Pleat, meanwhile, was speaking to his fidgety young Portuguese sub, Helder Postiga. I caught the words "If we go a goal down..." As extra-time progressed, the tactics as far as one of the Spurs bench was concerned were reduced to one insistent demand: "Cross! Cross! Cross!" For all the effect it had, he might as well have been shouting: "Brace! Brace! Brace!" With only a couple of minutes left, the two managers, straining towards the edge of their marked areas, momentarily slipped their parallel lines as McClaren deliberately flicked a loose ball away.
Pleat moved across to help retrieve it, giving the Boro manager, who suddenly turned to him with a huge, exaggerated grin, a prolonged, Paddington Bear stare.

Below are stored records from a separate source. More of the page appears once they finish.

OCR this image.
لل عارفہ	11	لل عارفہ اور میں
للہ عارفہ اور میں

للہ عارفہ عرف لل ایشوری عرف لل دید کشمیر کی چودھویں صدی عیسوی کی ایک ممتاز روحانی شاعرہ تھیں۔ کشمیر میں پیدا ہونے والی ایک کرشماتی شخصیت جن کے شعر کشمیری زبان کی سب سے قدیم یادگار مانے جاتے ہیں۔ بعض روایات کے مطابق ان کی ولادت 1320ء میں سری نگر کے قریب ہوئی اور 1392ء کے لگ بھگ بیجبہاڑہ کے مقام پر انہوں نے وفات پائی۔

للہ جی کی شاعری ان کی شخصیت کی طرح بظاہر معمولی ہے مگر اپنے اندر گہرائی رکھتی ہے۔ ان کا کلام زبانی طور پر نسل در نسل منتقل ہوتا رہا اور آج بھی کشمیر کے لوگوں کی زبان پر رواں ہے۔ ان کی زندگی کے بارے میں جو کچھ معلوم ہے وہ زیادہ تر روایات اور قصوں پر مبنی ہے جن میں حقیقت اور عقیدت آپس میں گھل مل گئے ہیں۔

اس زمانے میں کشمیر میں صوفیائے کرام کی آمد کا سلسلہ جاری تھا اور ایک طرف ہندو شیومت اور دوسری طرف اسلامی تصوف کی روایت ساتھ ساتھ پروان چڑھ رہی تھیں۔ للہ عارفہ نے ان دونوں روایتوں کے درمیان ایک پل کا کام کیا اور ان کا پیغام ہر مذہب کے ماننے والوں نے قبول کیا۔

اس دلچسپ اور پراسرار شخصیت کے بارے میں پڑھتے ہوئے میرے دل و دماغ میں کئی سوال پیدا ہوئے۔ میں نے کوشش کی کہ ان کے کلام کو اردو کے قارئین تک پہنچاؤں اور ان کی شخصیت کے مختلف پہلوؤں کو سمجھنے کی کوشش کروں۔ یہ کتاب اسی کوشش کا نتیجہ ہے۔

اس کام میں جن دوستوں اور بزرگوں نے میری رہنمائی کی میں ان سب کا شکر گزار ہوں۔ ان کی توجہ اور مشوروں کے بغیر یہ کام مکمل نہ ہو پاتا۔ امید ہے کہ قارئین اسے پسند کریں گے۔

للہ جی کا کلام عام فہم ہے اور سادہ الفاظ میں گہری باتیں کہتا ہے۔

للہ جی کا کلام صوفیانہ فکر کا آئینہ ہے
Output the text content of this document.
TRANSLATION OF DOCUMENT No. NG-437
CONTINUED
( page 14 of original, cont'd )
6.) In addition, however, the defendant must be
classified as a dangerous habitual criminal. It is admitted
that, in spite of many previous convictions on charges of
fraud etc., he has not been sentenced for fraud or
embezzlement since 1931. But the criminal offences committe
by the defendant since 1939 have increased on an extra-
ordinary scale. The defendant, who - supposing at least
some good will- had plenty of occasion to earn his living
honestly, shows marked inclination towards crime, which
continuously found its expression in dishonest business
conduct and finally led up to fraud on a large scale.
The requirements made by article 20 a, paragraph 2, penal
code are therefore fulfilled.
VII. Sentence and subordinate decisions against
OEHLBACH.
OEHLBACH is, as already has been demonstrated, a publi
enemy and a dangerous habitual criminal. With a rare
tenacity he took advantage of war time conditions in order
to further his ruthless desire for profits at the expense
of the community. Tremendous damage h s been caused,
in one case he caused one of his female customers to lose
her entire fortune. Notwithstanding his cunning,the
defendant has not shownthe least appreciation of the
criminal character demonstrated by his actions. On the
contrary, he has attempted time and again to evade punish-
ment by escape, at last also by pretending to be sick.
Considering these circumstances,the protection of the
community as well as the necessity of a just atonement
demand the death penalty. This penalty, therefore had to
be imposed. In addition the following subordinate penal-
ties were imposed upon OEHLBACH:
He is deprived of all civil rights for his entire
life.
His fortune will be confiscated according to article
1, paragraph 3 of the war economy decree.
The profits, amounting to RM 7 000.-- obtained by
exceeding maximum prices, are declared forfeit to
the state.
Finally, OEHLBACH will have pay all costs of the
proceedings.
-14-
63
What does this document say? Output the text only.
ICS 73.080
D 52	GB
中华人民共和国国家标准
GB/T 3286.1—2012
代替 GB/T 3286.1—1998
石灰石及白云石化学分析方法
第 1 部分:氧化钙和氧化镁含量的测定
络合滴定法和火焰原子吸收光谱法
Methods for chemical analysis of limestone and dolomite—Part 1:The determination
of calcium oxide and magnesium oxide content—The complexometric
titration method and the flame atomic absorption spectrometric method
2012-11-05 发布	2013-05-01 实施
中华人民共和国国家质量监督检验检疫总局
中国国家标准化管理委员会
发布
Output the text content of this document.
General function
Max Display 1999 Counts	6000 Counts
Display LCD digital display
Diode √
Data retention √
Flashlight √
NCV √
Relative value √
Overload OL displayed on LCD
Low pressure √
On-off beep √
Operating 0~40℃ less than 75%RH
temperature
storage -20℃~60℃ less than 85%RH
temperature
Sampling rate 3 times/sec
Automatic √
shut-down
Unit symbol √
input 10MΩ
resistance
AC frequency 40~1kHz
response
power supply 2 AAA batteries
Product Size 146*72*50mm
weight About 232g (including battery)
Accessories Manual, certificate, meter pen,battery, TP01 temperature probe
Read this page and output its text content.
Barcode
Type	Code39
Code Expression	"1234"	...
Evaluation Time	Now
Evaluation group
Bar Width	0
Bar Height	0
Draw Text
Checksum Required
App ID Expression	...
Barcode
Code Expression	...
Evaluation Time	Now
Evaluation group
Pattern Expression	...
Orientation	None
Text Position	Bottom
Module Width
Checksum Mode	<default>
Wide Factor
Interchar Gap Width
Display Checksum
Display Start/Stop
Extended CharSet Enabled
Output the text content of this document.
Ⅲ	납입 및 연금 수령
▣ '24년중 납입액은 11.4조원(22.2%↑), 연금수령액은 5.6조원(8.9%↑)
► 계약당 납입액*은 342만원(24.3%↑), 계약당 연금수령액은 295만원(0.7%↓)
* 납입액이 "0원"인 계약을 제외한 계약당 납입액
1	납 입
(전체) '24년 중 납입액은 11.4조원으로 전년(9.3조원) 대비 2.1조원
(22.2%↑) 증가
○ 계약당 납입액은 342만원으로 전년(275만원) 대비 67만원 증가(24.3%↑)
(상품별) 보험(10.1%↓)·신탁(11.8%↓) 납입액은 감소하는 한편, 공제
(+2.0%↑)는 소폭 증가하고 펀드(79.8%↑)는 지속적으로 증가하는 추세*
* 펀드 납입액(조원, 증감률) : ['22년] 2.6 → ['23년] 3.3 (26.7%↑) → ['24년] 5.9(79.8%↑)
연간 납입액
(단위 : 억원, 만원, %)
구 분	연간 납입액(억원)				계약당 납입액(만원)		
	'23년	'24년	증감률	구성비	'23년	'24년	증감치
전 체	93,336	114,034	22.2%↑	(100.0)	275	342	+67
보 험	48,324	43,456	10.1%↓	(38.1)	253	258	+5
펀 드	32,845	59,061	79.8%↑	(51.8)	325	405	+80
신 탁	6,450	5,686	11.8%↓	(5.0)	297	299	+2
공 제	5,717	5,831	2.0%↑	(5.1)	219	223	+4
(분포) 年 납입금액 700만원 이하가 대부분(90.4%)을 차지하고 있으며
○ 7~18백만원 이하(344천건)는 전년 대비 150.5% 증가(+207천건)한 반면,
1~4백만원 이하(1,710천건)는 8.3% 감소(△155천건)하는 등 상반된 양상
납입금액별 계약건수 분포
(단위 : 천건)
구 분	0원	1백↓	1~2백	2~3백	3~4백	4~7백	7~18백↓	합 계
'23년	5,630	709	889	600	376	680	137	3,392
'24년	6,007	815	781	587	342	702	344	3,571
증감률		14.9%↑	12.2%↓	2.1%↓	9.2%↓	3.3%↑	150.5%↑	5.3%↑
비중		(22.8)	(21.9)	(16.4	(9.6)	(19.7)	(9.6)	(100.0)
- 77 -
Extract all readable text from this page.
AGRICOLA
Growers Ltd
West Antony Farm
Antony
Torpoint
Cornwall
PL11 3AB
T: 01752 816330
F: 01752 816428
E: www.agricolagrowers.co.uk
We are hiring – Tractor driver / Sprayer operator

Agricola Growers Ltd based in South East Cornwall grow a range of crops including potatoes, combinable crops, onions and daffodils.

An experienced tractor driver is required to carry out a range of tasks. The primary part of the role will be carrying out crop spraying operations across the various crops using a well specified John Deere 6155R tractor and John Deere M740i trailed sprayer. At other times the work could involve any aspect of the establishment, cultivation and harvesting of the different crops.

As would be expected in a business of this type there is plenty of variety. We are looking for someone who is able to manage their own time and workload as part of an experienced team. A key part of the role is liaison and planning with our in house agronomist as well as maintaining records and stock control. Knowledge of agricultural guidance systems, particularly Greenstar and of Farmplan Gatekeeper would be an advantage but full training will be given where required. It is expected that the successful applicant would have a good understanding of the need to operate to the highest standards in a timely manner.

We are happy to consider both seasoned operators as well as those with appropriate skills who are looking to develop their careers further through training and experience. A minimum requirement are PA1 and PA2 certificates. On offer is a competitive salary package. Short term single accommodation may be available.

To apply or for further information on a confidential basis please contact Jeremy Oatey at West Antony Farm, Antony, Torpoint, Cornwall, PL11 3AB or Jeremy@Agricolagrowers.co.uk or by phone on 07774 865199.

Penalties arrived. Hughton, with notebook, was hyperactive; Pleat put a new piece of chewing gum in his mouth and ambled off again. He seemed to be thinking about something very important - his greenhouse, perhaps, or that shed which needed painting.
Franck Queudrue's decisive penalty saw the Tottenham manager switch straight into hand-shaking mode. He gave away nothing, although the same could not be said for his players as they left the field. Taricco seemed close to tears. Poyet, tracksuit collar pulled up over his chin, left at a funereal marching pace.
Tottenham's notional ribbons had parted company with this season's Carling Cup. Close up, it was emotional.